Cybersecurity Strategies for Small Businesses

Cybersecurity Strategies for Small Businesses

Cybercriminals target businesses of all sizes and industries, with small businesses being the focus of 43% of cyberattacks, according to a study by the Better Business Bureau. These attacks are primarily aimed at acquiring personal data. While larger organizations have more data to steal, small businesses have less secure networks, making them easier to breach.

Protecting your business from cyberattacks can be challenging, but implementing and practicing cybersecurity basics is crucial. Doing so will help safeguard your business and reduce the risk of a cyber attack. We offer the basic and most effective methods for improving cyber security for businesses.

cyber security for businesses

What are the top 7 cybersecurity strategies?

#1 Use strong passwords and 2FA

Using strong passwords is a crucial cybersecurity strategy for small businesses and overall online security. A strong password should consist of a combination of uppercase and lowercase letters, numbers, and symbols, and be at least 12 characters long. It is important to avoid using easily guessed words or personal information like birthdates.
Additionally, enabling two-factor authentication (2FA) whenever possible adds an extra layer of security. With 2FA, you must enter a code from your phone along with your password, making it significantly more challenging for hackers to gain access to your account, even if they have your password.

#2 Conduct training

Your company’s first line of defense lies in your team members. No matter how advanced your cybersecurity technology may be, it remains ineffective if your team lacks proper training and education.
Remember, cybersecurity training is not a one-time event. It’s crucial for companies to regularly host monthly or quarterly training sessions to instill best practices.
One of the security measures is VPN. A good VPN for Safari browsers will help significantly reduce the number of DDoS attacks, data leaks, and phishing attacks. This means that even human errors can be smoothed out. Lastly, it is paramount to emphasize that employees should never share their system or password manager credentials, regardless of whether it is with the CEO or IT head.

#3 Perform a cybersecurity audit

Start by assessing the current state of your business. Are you sufficiently safeguarded against cyber threats? Are you secure in certain areas but lacking in others? Understand your current level of security to identify areas for improvement.

Heather Paunet, the senior vice president of product and marketing at Untangle, a provider of network security solutions for small businesses, suggests performing a quick security audit to evaluate the cybersecurity measures already in place. While implementing most security measures may require more than an hour, investing an hour in conducting an initial audit can be highly valuable.

#4 Use a VPN

How to cyber secure small businesses without serious material costs? Use powerful VPN services. Products like VeePN offer protection against many hacker attacks. By installing the Chrome extension by VeePN, you can protect yourself from phishing attacks, and man-in-the-middle attacks, and provide secure remote connections to production servers. It has a free trial version, so you can immediately audit systems with and without a VPN to make a final decision.

#5 Use access management solution

As part of your cybersecurity strategy, it is crucial to establish distinct access levels for employees, freelancers, clients, users, and contractors. By restricting access to data, software, and other systems, the risk of a breach can be significantly mitigated.

Companies must acknowledge that internal bad actors, such as employees who assist or carry out attacks, can also pose a threat.

Shockingly, in 2021, some hackers have offered employees hefty amounts, up to $1 million, to purposely install ransomware on their company’s network! Creating access levels will also facilitate the secure sharing of credentials through your password manager.

#6 Update and backup regularly

Maintaining business security involves two crucial yet often overlooked tasks: regularly updating the operating system and anti-virus software with new versions. Small business cybersecurity experts highly recommend backing up data at least once a week, though some suggest doing it every 24 hours. The frequency of backups should align with the acquisition of new and critical data. While cloud backup is convenient, remember not to store passwords or sensitive financial information in the cloud.

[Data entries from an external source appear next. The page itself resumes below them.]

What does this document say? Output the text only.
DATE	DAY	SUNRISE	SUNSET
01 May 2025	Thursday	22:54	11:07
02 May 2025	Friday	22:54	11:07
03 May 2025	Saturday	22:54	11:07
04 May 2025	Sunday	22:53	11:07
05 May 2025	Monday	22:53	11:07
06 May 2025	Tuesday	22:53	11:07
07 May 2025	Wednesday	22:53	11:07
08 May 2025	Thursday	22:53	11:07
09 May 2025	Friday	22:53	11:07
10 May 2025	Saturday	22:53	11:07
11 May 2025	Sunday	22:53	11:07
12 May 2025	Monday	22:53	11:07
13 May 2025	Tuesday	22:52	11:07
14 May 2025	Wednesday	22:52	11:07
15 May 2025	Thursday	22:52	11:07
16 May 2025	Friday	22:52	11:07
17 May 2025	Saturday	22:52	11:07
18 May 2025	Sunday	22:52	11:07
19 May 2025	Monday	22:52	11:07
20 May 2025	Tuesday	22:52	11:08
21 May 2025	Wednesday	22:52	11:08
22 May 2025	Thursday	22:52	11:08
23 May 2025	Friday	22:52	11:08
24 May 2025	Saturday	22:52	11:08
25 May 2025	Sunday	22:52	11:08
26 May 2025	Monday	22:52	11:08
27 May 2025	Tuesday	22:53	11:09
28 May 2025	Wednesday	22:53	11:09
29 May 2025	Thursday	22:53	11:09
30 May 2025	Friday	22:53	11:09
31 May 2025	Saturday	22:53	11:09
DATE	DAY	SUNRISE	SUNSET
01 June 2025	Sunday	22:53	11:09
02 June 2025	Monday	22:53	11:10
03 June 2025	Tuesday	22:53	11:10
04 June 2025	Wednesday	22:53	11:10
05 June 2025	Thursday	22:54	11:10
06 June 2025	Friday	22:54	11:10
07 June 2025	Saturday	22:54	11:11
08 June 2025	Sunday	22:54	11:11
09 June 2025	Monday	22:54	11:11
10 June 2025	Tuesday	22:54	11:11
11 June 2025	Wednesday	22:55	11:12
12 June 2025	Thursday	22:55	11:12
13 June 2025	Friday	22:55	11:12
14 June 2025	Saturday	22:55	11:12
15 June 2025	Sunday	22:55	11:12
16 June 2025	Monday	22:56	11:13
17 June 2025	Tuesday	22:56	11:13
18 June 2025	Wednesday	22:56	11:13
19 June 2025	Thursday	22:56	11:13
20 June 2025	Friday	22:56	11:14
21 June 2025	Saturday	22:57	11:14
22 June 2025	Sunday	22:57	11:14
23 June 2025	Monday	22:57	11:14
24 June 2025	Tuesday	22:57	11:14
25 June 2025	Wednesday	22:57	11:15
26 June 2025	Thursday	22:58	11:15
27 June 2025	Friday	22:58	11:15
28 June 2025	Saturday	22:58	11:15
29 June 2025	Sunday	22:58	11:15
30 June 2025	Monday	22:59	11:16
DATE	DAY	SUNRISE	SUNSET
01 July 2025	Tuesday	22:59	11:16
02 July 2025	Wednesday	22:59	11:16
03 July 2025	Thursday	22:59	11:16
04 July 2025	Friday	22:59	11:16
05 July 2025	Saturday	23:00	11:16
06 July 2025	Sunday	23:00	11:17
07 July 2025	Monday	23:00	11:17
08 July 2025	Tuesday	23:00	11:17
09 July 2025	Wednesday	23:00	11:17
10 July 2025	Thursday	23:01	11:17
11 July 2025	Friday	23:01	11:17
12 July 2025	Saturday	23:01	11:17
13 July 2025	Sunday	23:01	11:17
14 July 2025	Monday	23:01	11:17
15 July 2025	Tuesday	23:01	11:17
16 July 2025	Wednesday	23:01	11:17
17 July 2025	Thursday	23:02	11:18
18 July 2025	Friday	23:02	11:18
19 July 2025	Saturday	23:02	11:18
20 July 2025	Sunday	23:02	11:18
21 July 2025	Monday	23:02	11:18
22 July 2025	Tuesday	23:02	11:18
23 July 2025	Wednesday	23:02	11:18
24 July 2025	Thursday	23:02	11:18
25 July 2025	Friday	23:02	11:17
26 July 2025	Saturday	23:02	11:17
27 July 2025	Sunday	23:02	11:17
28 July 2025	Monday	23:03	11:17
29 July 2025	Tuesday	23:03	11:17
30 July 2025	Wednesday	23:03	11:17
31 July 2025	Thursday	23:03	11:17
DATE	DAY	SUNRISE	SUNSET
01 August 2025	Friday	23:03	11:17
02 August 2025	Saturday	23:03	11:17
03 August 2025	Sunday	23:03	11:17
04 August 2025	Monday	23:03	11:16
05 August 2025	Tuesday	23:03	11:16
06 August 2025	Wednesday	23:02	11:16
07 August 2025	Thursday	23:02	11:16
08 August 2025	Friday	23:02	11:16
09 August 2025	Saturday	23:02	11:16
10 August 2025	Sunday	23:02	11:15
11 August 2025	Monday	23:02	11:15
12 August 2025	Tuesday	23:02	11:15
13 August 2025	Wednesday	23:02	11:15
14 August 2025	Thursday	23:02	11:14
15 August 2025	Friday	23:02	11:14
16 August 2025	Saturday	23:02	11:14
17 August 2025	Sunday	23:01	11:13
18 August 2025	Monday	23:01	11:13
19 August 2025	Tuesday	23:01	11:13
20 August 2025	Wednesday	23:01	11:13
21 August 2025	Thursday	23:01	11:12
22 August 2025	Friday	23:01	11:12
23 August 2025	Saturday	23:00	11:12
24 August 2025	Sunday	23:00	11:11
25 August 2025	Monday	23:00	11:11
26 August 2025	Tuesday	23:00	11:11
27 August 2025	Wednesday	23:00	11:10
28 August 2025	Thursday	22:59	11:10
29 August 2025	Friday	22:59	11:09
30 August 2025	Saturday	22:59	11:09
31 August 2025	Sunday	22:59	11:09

Additionally, saving important data to an external hard drive disconnected from any network is a prudent measure.

Update and backup regularly

#7 Develop a DR Plan

With an alarming rise in cybercrime, breaches have become nearly unavoidable. To limit the damage, it is crucial to have a well-defined disaster recovery (DR) plan in place.

Ideally, you should have all necessary safeguards in place before an attack occurs. However, in the event of an ongoing attack or when you discover a past breach, it is vital that everyone involved is aware of the appropriate actions to take.


By 2025, there is an anticipation of a twofold increase in cyberattacks, while a staggering 60% of businesses still lack a cybersecurity policy. To safeguard against cyber criminals, small businesses must acquire a comprehensive understanding of cybersecurity practices and devise impactful, distinguishing strategies. Notable tactics entail employee training, network security enforcement, and the establishment of a robust DR plan.